AVV: I believe you can start by trading what already exists in the market and then gradually improve standards. In South Africa, we implemented a multi-grade system where different qualities of wheat were recognized. Grade 1 was the highest, but Grades 2 and 3 could also be delivered with predetermined discounts. This approach attracted volume while allowing for quality differentiation over time. Quality control should evolve naturally as market participants recognize its value and as warehousing standards improve.
While significant focus—deservedly—is placed on output losses due to poor farm management in developing economies, quality losses are just as critical to ensuring farmer profitability.
BRR: In many emerging markets, including Pakistan, commodity exchanges struggle to gain traction due to concerns over liquidity, credibility, and price discovery. Some argue that prioritizing cash settlement can help improve trading volumes, while others emphasize the need for physical delivery to ensure market integrity. Based on South Africa’s experience, what is the best approach?
AVV: The foundation of any successful commodity exchange—especially in an emerging market—is physical delivery. If you don’t have a strong physical framework with reliable warehouse receipts and enforceable contracts, the exchange risks becoming detached from actual market conditions. South Africa’s exchange is a physical delivery market, meaning that unless a contract is closed before the delivery period, the commodity must be delivered.
That said, most participants use the exchange for hedging and risk management, so only about 1.4 percent of contracts result in actual delivery, similar to the Chicago Board of Trade, where about 1 percent of contracts go to physical settlement. However, physical delivery remains critical because it ensures price convergence with the real market, prevents excessive speculation, and reinforces trust in the system.
For Pakistan and other emerging markets, I would not recommend starting with a cash settlement. The first priority should be building trust in warehouse receipts, improving grading and standardization, and ensuring buyers and sellers have confidence that deliveries will be honored.
BRR: How can imports be integrated into the exchange to help with price stability and standardization?
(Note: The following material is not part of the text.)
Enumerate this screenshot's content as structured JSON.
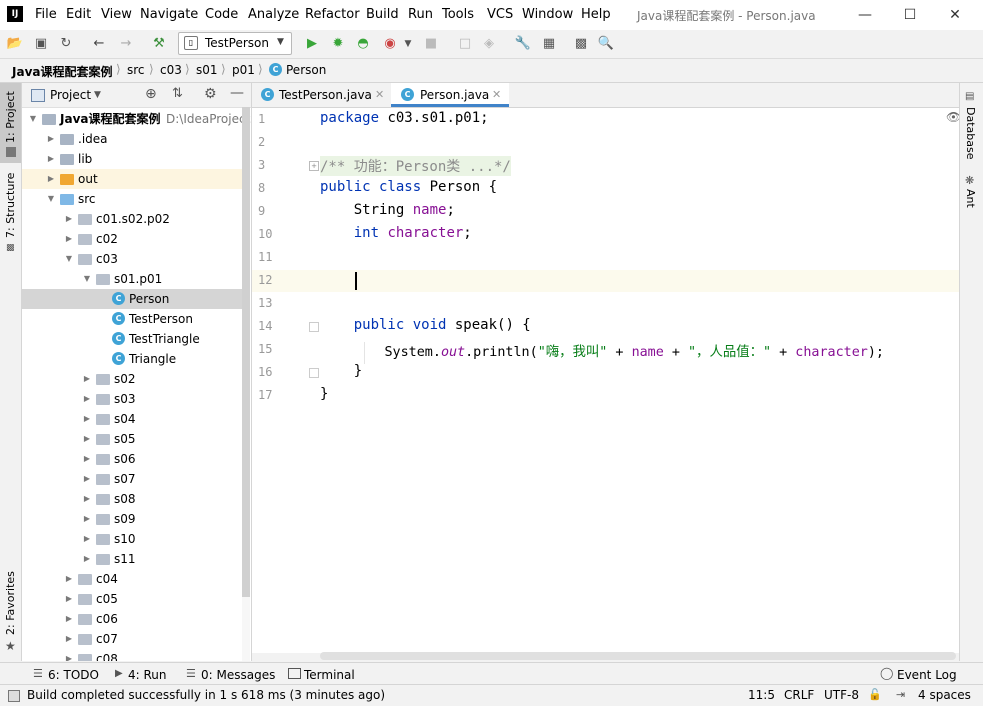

AVV: The ability to trade imported commodities is critical for maintaining global price alignment and competitiveness. If imports are included, they ensure that local prices do not stray too far from international benchmarks. In South Africa, imported products must be stored separately, and if their quality differs, a discount is applied. This allows the exchange to handle both domestic and imported commodities while maintaining transparency and price fairness.
BRR: Many emerging markets have struggled to sustain commodity exchanges. What are the key structural or policy mistakes that lead to failure?
AVV: The biggest issues often stem from poor warehousing infrastructure and a lack of trust in the system. If warehouses are unreliable, if the quality is inconsistent, or if there are no guarantees behind warehouse receipts, the market will not develop. Additionally, the perception that warehousing is merely storage rather than an integral business within the agricultural economy leads to inefficiencies. For an exchange to succeed, the entire ecosystem—warehousing, grading, financing, and trust in delivery—must function seamlessly.
BRR: In your view, what should Pakistan prioritize in developing its commodity exchange and EWR system?
AVV: The foundation must be solid warehousing with proper management and oversight. Without reliable storage, nothing else works. Once warehousing is standardized, an exchange can function properly. Financing mechanisms can follow later, but first, the physical infrastructure and confidence in receipts must be built. Without that, the rest of the system will struggle to gain credibility and traction.